Use it to plan how many drawings a shot needs, to budget a schedule from frame counts, to match cut points between editorial and animation, and to convert between clock time and timecode. It's the quick reference every animator and editor reaches for.
❓ Frequently Asked Questions
How does the frame rate calculator work?
Enter the clip length in seconds and the frame rate in frames per second. It multiplies the two for the total frame count, works out frames per minute, divides 1000 by the frame rate for how many milliseconds each frame lasts, and formats the length as an SMPTE timecode of hours, minutes, seconds, and frames.
What frame rate should I animate at?
24 fps is the classic standard for film and most theatrical and TV animation; 25 fps is common for PAL broadcast regions and 30 fps for NTSC and much web video; and 60 fps is used for ultra-smooth motion and games.

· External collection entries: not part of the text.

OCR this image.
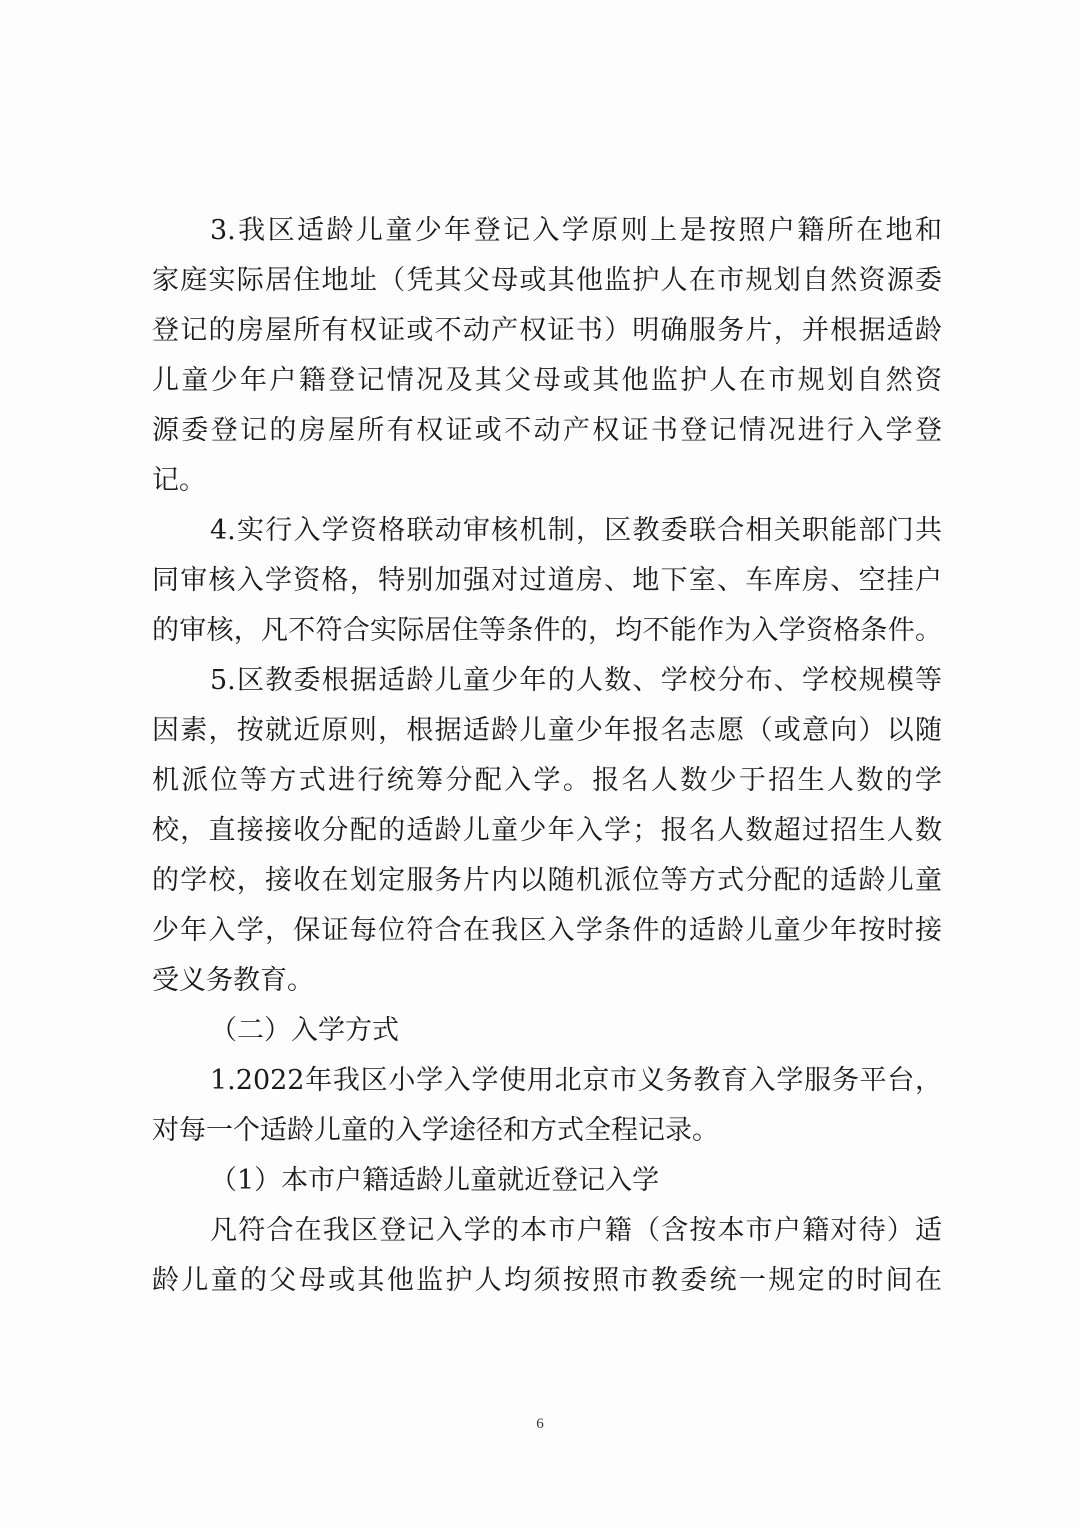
3.我区适龄儿童少年登记入学原则上是按照户籍所在地和
家庭实际居住地址（凭其父母或其他监护人在市规划自然资源委
登记的房屋所有权证或不动产权证书）明确服务片，并根据适龄
儿童少年户籍登记情况及其父母或其他监护人在市规划自然资
源委登记的房屋所有权证或不动产权证书登记情况进行入学登
记。
4.实行入学资格联动审核机制，区教委联合相关职能部门共
同审核入学资格，特别加强对过道房、地下室、车库房、空挂户
的审核，凡不符合实际居住等条件的，均不能作为入学资格条件。
5.区教委根据适龄儿童少年的人数、学校分布、学校规模等
因素，按就近原则，根据适龄儿童少年报名志愿（或意向）以随
机派位等方式进行统筹分配入学。报名人数少于招生人数的学
校，直接接收分配的适龄儿童少年入学；报名人数超过招生人数
的学校，接收在划定服务片内以随机派位等方式分配的适龄儿童
少年入学，保证每位符合在我区入学条件的适龄儿童少年按时接
受义务教育。
（二）入学方式
1.2022年我区小学入学使用北京市义务教育入学服务平台，
对每一个适龄儿童的入学途径和方式全程记录。
（1）本市户籍适龄儿童就近登记入学
凡符合在我区登记入学的本市户籍（含按本市户籍对待）适
龄儿童的父母或其他监护人均须按照市教委统一规定的时间在
6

Many hand-drawn productions animate 'on twos' — a new drawing every second frame — to get a pleasing look while halving the drawing count.
What is a timecode and why does it use frames?
SMPTE timecode labels a precise point in a clip as HH:MM:SS:FF, where the last pair counts frames within the current second. Because animation and editing work frame by frame, timecode lets everyone refer to the exact same frame — essential for syncing dialogue, matching cuts, and giving revision notes.
How many frames are in a minute of animation?
Multiply the frame rate by 60. At 24 fps that's 1,440 frames per minute; at 30 fps it's 1,800. This is why animation is so labour-intensive — every one of those frames is drawn, posed, or rendered — and why frame counts drive both schedules and budgets.